Characteristic numerical relativity applied to hydrodynamic studies of neutron stars

TL;DR

This paper introduces a new axisymmetric, fully general relativistic code for simulating neutron stars, demonstrating its stability and ability to track gravitational wave emission accurately.

Contribution

The authors develop and validate a novel numerical relativity code based on the Bondi metric for hydrodynamic studies of neutron stars in axisymmetry.

Findings

Code maintains long-term stability of neutron star models.

Accurately conserves energy and tracks gravitational wave emission.

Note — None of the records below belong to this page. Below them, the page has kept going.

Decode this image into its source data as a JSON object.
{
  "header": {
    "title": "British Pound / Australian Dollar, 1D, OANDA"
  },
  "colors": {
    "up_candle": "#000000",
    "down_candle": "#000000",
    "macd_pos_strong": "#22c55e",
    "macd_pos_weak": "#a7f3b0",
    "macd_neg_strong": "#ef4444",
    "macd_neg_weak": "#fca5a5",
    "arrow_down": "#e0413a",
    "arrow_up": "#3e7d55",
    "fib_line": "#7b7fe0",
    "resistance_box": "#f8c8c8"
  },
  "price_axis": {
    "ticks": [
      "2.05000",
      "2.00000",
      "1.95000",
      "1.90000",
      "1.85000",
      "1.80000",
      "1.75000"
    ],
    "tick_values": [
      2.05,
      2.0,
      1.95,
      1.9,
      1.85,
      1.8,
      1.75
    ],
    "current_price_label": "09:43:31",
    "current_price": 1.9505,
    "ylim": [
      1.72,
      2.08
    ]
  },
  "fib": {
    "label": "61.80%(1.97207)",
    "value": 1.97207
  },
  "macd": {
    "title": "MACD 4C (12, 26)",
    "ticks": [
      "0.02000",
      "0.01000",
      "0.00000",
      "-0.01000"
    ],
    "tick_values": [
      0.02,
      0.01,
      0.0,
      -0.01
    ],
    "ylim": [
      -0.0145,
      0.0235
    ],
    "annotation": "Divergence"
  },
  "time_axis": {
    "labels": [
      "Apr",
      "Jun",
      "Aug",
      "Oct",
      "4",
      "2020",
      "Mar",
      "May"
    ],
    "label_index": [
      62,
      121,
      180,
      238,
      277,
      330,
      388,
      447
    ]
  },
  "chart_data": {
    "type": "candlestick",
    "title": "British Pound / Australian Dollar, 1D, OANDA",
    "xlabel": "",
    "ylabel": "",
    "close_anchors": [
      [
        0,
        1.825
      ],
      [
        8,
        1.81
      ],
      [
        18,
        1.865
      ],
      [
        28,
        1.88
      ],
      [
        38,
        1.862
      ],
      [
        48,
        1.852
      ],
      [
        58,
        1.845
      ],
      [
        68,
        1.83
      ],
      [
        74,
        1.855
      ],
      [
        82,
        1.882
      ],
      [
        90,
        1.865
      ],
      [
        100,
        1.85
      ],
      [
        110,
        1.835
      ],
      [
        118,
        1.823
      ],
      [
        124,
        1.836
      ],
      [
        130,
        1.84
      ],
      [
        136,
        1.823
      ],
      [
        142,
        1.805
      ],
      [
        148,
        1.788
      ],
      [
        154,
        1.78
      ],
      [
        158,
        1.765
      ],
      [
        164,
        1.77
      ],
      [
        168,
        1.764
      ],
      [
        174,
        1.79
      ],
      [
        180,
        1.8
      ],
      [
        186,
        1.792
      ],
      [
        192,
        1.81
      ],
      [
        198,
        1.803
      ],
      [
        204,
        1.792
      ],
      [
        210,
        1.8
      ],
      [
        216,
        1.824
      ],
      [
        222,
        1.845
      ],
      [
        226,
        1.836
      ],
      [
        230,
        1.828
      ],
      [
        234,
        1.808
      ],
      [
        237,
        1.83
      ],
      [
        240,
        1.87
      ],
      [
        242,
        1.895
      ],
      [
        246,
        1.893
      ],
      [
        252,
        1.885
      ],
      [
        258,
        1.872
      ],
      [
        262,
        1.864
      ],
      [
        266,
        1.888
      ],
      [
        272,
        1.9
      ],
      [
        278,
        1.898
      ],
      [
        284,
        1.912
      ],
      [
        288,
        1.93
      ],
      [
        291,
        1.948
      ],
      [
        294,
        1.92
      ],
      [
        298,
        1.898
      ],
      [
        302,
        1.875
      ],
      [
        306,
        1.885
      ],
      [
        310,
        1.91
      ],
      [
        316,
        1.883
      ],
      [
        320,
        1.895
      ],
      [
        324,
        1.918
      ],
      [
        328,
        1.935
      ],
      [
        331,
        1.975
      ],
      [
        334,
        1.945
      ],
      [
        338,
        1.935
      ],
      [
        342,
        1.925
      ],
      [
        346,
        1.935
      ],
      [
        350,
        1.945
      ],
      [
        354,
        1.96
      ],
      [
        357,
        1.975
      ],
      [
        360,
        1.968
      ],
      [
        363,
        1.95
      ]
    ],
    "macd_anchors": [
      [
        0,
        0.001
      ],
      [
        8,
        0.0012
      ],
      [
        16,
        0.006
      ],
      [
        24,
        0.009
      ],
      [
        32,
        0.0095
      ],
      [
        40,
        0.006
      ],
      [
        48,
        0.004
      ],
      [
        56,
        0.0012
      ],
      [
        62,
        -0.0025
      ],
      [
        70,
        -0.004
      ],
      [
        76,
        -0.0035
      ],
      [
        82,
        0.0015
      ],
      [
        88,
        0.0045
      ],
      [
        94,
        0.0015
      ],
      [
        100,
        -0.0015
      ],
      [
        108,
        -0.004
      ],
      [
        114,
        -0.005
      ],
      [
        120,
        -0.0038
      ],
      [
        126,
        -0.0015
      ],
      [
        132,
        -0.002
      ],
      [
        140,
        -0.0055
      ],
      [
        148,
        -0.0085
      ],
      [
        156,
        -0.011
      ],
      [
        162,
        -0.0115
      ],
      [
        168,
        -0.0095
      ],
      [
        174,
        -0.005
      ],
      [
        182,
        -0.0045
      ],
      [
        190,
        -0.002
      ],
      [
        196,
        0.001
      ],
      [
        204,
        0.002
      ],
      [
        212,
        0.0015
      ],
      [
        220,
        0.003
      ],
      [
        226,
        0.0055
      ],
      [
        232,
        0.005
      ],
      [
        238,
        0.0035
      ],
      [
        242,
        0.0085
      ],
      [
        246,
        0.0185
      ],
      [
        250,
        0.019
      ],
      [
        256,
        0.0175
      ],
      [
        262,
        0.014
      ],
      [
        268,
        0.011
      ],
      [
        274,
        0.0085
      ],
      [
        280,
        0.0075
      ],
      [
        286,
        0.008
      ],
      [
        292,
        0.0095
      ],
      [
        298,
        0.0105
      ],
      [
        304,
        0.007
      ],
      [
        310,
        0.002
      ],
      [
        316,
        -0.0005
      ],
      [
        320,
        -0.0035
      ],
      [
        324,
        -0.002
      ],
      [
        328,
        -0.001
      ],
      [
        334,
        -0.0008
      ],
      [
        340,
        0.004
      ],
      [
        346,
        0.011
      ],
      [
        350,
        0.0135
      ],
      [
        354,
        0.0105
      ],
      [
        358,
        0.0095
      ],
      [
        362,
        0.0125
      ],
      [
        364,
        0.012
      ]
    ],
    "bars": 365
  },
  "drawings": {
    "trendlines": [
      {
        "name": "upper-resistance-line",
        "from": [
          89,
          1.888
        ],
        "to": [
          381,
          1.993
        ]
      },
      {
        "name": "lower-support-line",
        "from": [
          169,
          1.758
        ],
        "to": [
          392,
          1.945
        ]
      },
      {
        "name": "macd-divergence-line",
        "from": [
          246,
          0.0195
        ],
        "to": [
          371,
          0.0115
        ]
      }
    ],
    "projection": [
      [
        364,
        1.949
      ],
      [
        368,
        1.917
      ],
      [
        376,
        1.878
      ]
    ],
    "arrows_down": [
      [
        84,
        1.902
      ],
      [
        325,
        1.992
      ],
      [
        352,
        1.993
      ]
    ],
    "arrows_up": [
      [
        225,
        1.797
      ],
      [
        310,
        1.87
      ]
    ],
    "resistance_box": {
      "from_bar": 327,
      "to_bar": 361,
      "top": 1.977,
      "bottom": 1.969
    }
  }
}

Demonstrates global energy conservation in perturbed neutron stars.

Abstract

We present tests and results of a new axisymmetric, fully general relativistic code capable of solving the coupled Einstein-matter system for a perfect fluid matter field. Our implementation is based on the Bondi metric, by which the spacetime is foliated with a family of outgoing light cones. We use high-resolution shock-capturing schemes to solve the fluid equations. The code can accurately maintain long-term stability of a spherically symmetric, relativistic, polytropic equilibrium model of a neutron star. In axisymmetry, we demonstrate global energy conservation of a perturbed neutron star in a compactified spacetime, for which the total energy radiated away by gravitational waves corresponds to a significant fraction of the Bondi mass.